中古車を見に行ったら、たまたまマジェスティSの試乗車があったので、試乗させて貰いました。 最近試乗したバイクでは最も印象が良くなかった。 単に試乗しただけで余り良くないことを書くのもどうかなと思うんだけど、乗ってて怒りがこみ上げてきたので書いてしまおう。

フラットなフロアやフレーム剛性からくる乗車感はシグナスXに非常に似ている。 シグナスXで感じた出足の鈍さはなく、エンジンのパワーは150ccクラスとしてはごく普通。 走りだしてすぐに直進安定性の低さに気が付いた。 とにかく横によれやすい。 PCX150を基準とすると、まっすぐ走らないレベル。 これで高速道路を走るのは怖いを通り越して危険ですらある。 旋回性能も高いとはいえない。
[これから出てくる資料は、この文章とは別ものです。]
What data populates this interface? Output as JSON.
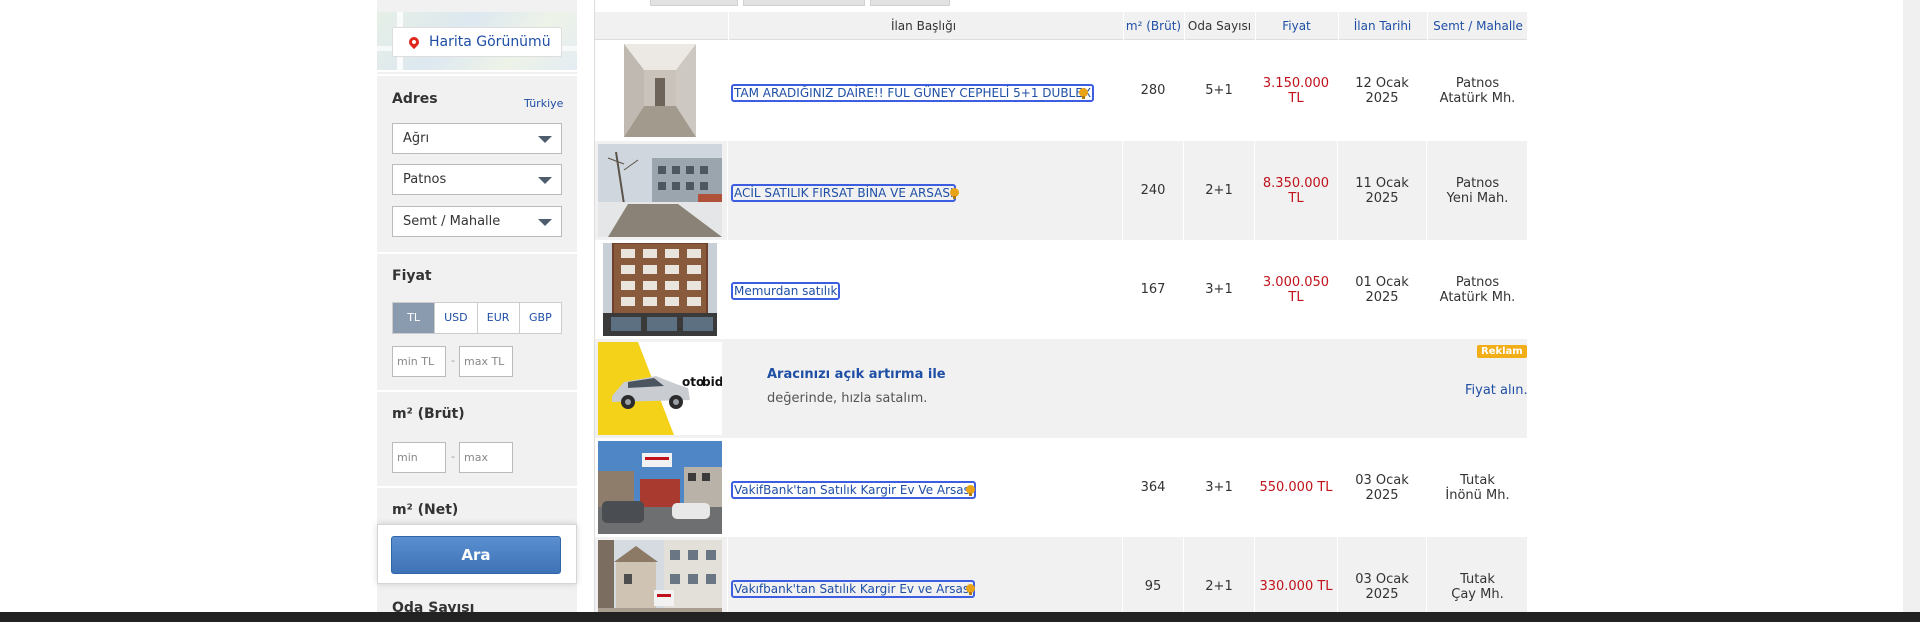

走りでPCX150に太刀打ち出来ないのに加えて、乗り心地も非常に悪い。 路面とエンジンからの不快な振動が常にあって、目が回りそうになった。 PCXは言うに及ばず、原付二種のSh modeやDio 110と比較しても乗り心地は劣る。 シグナスXと比較してもどうだろう? ウインドプロテクションも全く考慮されておらず、乗り手は完全に雨ざらし。 マジェスティSの使用用途を考えると、冬の寒い朝でも走らないといけないだろう。 雨でも乗らないといけないだろう。 それを考えると余りにもライダーが無防備だ。

メーターに目を移すと、最も視認性の良い中央のアナログメーターが回転計。 ATのスクーターにタコメーターが必要だとは思わない。 街乗り主体と考えると当然速度計が中央になければならない。 その優先順位がおかしい。 自転車のような安っぽいメッキパイプハンドルを握っていると、怒りがこみ上げてきた。

「シティコミューターとして必要な性能とは何なのか?」といった視点でのバイク造りは行われておらず、PCXが起こしたブームに便乗することしか考えられていない。 ヤマハ車ではTWやマグザムの系譜に属するバイクかもしれない。 ブームで売るといった部分はPCXにも多分にあるし、それが大きな欠点にもなっている。 しかしPCXは基本性能が高いので実用性を高めるような方向性でカスタムをしてやれば、まともなシティコミューターになり得る。 だが、マジェスティSはダメだ。 基本性能が低すぎる。